Dla człowieka wierzącego czymś jak najbardziej naturalnym jest, że czas Triduum Paschalnego odmierza liturgia. Możemy się ewentualnie zastanowić u kogo z rodziny czy przyjaciół spotkamy się na śniadaniu wielkanocnym, a kogo odwiedzimy w Poniedziałek Wielkanocny. Podobne pytania stawiają sobie zapewne tzw. osoby wierzące niepraktykujące, choć u nich liturgiczną kulminacją świętowania jest „święconka”. Pozostaje jeszcze rozplanowanie czasu na porządki czy świąteczne wypieki. Wielowiekowa tradycja robi swoje.

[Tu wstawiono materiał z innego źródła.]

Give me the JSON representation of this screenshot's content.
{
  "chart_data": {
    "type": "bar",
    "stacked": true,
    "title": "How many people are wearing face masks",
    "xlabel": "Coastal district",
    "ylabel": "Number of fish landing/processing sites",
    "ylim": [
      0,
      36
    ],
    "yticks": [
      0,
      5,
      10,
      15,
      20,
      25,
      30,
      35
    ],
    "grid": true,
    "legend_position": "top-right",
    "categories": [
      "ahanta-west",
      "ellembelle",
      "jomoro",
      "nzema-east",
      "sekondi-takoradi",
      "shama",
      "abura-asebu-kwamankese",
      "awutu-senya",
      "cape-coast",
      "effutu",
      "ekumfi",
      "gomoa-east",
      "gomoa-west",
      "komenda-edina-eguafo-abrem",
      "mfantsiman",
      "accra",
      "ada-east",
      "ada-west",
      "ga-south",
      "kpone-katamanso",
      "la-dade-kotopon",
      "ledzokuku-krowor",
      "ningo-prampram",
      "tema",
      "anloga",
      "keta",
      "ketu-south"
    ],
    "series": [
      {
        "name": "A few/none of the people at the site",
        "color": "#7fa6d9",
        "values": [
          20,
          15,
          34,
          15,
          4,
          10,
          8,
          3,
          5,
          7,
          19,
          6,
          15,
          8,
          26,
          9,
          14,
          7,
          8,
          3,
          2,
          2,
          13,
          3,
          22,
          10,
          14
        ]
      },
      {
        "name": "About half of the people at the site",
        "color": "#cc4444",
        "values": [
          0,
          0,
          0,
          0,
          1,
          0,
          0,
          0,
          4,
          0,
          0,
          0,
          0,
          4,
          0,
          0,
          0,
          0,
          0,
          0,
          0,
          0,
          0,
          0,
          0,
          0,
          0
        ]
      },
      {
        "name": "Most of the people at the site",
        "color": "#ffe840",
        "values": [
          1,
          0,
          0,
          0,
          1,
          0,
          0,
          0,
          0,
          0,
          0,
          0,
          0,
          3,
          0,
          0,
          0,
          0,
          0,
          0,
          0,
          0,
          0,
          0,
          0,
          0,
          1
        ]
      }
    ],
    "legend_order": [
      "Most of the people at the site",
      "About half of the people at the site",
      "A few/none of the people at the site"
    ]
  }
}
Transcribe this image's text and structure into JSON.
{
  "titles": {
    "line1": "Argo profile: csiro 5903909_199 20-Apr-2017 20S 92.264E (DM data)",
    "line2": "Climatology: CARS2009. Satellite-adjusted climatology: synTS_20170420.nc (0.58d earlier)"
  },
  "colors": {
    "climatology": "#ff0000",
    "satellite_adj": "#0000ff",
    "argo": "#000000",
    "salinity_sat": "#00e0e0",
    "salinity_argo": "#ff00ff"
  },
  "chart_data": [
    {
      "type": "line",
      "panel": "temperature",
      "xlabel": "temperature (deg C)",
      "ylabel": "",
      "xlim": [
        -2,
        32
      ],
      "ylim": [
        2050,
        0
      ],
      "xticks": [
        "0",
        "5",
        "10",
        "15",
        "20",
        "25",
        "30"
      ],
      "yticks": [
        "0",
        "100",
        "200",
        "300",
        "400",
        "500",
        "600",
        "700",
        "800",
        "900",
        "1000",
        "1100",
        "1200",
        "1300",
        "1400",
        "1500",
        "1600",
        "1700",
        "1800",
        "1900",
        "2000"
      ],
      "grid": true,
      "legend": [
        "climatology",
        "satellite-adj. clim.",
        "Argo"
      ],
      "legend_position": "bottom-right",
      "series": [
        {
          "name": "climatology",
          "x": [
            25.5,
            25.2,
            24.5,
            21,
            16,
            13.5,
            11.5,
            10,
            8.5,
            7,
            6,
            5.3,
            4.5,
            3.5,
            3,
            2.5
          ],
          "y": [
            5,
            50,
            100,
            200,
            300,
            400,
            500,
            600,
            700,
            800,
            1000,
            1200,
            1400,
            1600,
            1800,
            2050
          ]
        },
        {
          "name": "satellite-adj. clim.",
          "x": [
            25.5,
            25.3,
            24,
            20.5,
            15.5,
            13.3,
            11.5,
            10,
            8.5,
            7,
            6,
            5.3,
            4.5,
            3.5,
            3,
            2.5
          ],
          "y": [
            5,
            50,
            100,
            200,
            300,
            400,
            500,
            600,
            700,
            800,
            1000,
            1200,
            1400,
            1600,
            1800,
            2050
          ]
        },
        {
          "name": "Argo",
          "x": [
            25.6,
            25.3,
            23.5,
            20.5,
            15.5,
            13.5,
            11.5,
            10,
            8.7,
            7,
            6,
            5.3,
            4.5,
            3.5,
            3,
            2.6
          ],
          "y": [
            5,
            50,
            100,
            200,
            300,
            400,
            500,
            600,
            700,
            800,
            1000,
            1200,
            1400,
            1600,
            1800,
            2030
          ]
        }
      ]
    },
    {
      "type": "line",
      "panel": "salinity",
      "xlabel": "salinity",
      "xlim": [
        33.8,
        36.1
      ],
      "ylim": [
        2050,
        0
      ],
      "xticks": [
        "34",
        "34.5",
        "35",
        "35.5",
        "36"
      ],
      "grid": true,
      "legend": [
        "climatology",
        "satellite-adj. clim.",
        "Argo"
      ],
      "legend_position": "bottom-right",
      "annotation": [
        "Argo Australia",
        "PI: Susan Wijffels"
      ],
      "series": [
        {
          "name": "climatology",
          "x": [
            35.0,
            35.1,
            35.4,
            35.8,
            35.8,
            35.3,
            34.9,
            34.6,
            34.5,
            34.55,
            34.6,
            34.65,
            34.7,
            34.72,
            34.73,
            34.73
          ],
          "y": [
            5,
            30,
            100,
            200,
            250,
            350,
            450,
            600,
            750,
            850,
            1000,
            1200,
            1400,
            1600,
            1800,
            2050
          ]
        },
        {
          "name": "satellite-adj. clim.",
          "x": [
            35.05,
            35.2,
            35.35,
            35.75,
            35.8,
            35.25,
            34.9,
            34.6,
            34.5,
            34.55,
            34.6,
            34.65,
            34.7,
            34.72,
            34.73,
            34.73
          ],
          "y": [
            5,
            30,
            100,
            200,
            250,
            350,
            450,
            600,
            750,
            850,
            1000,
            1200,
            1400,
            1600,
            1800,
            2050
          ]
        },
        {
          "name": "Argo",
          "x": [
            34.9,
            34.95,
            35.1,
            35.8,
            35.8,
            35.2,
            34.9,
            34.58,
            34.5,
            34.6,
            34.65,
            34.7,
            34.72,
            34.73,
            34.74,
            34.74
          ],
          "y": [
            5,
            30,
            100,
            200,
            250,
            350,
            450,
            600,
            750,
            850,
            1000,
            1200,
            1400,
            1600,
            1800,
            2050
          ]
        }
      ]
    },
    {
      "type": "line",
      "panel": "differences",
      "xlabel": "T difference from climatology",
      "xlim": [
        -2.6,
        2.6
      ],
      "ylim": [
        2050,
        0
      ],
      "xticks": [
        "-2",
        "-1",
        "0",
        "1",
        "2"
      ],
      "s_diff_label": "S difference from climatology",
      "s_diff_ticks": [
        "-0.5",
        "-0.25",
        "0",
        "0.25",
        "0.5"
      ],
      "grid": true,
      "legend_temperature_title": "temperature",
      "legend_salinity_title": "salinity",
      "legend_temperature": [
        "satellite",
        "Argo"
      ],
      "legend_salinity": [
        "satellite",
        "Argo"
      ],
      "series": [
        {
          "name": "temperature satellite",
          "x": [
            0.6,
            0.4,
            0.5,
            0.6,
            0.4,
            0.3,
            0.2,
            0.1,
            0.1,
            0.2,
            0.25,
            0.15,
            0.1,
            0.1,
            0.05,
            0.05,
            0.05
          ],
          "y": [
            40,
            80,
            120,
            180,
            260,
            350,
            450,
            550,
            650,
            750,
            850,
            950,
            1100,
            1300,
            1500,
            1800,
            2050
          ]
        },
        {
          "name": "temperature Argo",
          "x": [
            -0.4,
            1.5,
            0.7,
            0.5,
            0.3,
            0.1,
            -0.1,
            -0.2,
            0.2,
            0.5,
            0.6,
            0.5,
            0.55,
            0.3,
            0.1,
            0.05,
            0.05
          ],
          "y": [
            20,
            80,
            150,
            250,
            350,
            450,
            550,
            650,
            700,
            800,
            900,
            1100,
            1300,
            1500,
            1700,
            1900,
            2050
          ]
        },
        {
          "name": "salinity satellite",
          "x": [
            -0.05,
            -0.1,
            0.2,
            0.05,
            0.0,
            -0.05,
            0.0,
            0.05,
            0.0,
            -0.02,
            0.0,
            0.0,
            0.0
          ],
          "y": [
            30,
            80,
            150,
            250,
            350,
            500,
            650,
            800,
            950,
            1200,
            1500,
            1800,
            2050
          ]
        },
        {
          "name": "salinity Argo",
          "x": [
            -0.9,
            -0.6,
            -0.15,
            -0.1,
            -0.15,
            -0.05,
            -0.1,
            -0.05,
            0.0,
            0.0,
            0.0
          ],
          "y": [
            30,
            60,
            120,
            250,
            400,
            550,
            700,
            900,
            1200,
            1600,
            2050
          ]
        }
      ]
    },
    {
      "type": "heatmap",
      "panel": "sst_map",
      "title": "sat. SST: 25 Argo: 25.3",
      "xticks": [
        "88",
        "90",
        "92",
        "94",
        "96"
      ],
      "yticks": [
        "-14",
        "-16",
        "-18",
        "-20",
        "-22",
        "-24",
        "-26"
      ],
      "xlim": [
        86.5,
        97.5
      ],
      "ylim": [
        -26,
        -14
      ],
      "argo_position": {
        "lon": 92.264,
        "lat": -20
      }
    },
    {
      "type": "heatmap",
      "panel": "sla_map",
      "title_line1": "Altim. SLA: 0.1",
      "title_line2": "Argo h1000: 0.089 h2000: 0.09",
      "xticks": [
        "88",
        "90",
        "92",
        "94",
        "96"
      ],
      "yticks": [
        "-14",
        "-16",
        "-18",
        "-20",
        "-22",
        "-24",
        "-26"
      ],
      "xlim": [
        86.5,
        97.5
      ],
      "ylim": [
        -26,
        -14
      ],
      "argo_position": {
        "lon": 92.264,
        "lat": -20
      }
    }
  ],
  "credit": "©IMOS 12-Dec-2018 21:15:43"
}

Jednak czasy się zmieniają i choć ten przedłużony wiosenny weekend nadal nazywany jest Wielkanocą, zdaje się, że coraz więcej osób szuka alternatywnych sposobów na jego spędzenie. Wpadła mi właśnie w ręce „wielkanocna” oferta pewnego hotelu SPA, który wychodzi naprzeciw takim oczekiwaniom. Czas ten możemy więc wypełnić przenosząc się z jednego na drugi zabieg SPA, zapewniając tym samym pielęgnację każdego chyba fragmentu naszego ciała. Ale jest również w tej ofercie postna kolacyjka w Wielki Piątek wieczorem, malowanie pisanek w Wielką Sobotę i śniadanie wielkanocne w niedzielę. Można też, jak zapewnia ulotka, miło spędzić czas w pobliskim lesie nad jeziorem korzystając z hotelowych rowerów czy „kijków”.
O tym, że naprzeciwko hotelu stoi kościół, w którym można by wziąć udział w nabożeństwach przewidzianych na ten szczególny czas – ani słowa. Widać nie do tego typu klientów kierowane jest zaproszenie. W takim razie nieporozumieniem jest używanie w ofercie, odmienianego na różne sposoby, słowa „Wielkanoc” i to całe zawracanie głowy z ozdabianiem pisanek (chyba że to z myślą o dzieciach, żeby się nie nudziły, kiedy rodzice będą na masażach). Czyżby jednak tak trudno było wyzwolić się spod wpływu tej wielowiekowej tradycji i uwolnić się od tych wszystkich „wielkanocnych jaj”? Pewnie póki będą przyciągać klienta, te wielkanocne gadżety ostaną się. Potem będzie można zapraszać po prostu na „Wiosenne SPA”, chyba że zniosą też Wielkanoc i z kolejnego przedłużonego weekendu nici.
PS Żal w tym wszystkim pracowników masujących i „zabiegających” o gości w wielkosobotni wieczór i noc. Chyba że jest to ściśle wyselekcjonowany zespół osób nie obchodzących Wielkanocy.